I'm using SDM 14.1 with CUM3 running over Windows Server 2012 R2 and accessing Oracle 12cRAC.
Oracle 12cRAC works within a cluster of servers.
We have noticed each time an Oracle cluster node is reseted, SDM stop to work and we need to restart the Windows service.
At SDM log file we found entries like this:
SIGNIFICANT orcl_agent.c SHUTDOWN of orcl_agent:mdbadmin:bpvirtdb_srvr
We think SDM may continue working because other Oracle cluster nodes are still working.
How can I avoid the need of SDM restart? Do you know some workaround or setting? Is this an expected behaviour and there is nothing to do?
All comment is welcome. Thanks in advance.
Fabio, what happens for OTHER client connection to the cluster when it is reset? For example, from SDM server, manually run a sql plus connection using the same parameters(cluster Oracle name, same user credential). If this other
client connection lost its connection when the Oracle cluster is reset, then you should work with your DBA to see why and that should not be a SDM issue but rather Oracle cluster configuration.

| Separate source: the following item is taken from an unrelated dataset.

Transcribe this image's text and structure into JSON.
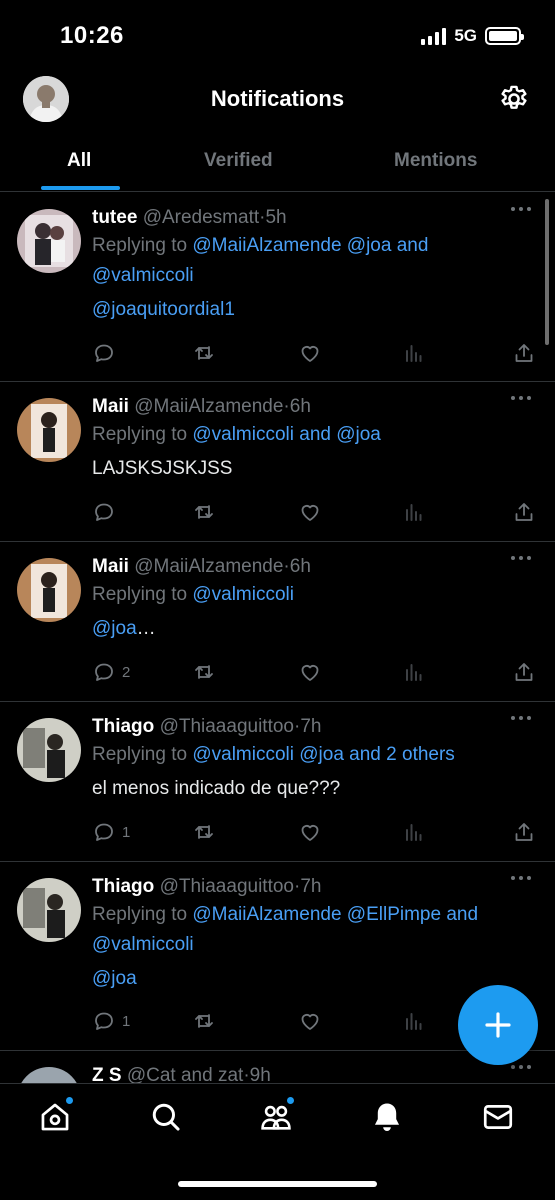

By the way, as a "workaround", you can try to run "pdm_d_refresh" instead of recycle SDM. Thanks _Chi
Thank you Chi. DBA say sother applications stay working after a cluster node reset. I think SDM store or use some kind of caching of database connections and this produces the problem.
The next time a new reset ocurrs, I will use "pdm_status" and "pdm_d_refresh" as you suggest.
We have a similar setup with sql server always on. We have noticed that when you switch between database nodes SDM may lose connection if it takes longer than 45 seconds to move nodes. After that point SDM will stop trying to reconnect and pdm_d_refresh is necessary.
Thank you Grant. Your environment looks similar to mine. As an addition, we have other CA products like PAM, Service Catalog and USS running in the same Oracle database (PDB) with different schemas. This behaviour has only been seen with SDM. The other CA products stay running without problems after the node restart; the same with other non CA applications.
Yep we have seen the same. Service catalog and Pam can always recover. SDM recovers most of the time.
please remind, C Service Desk Manager is cluster tolerant but not cluster aware.
So this implies, when a failover happen in the deb server you must restart the application (to keep it simple) to stop sdm sql_connections and processes.
OK. In an AA environment, do you think running the pdm_d_refresh command on background server is sufficient to restore the operation?
You would need to run that command on each server. In AA servers have their own connections to the database.
SDM architecture basically involves in a whole bunch of native client based SQL connections we have. Not all of them are active (though all of them are connected to the database).
So take an example here. you're trying to look at a list of tickets, that might have forced SDM to use DBAgent#1 to run a query against the database.
When there is a loss of DB connectivity at this time, our use of db client API's will make DBAgent#1 recognize the loss of connection and then attempt to reconnect immediately. So, your query is re-issued again.
However, DBagent#2, 3, 4... they maybe in idle/snooze as there's not much activity on your system. Another SDM user tries to do another query, which lets say is sent to DBAgent#2. Now, DBAgent#2 at that particular time will detect loss of connection to the db and retry it again.
So, yes, we do have enough support to detect loss of connection and retry the queries. But this might happen over a period of time depending on how the agents are being used.
Hope this gives you an idea.
The same applies both to SQL and Oracle too
I understand DBAgents will try to reconnect for both cases: agent active or agent idle. But what determinates the retry time depends on agent usages. So, increase the agents number can help to reduce the probability of database connection problems?
In a way, yes. If you have 50 agents, now 50 agents have to through the retry connection.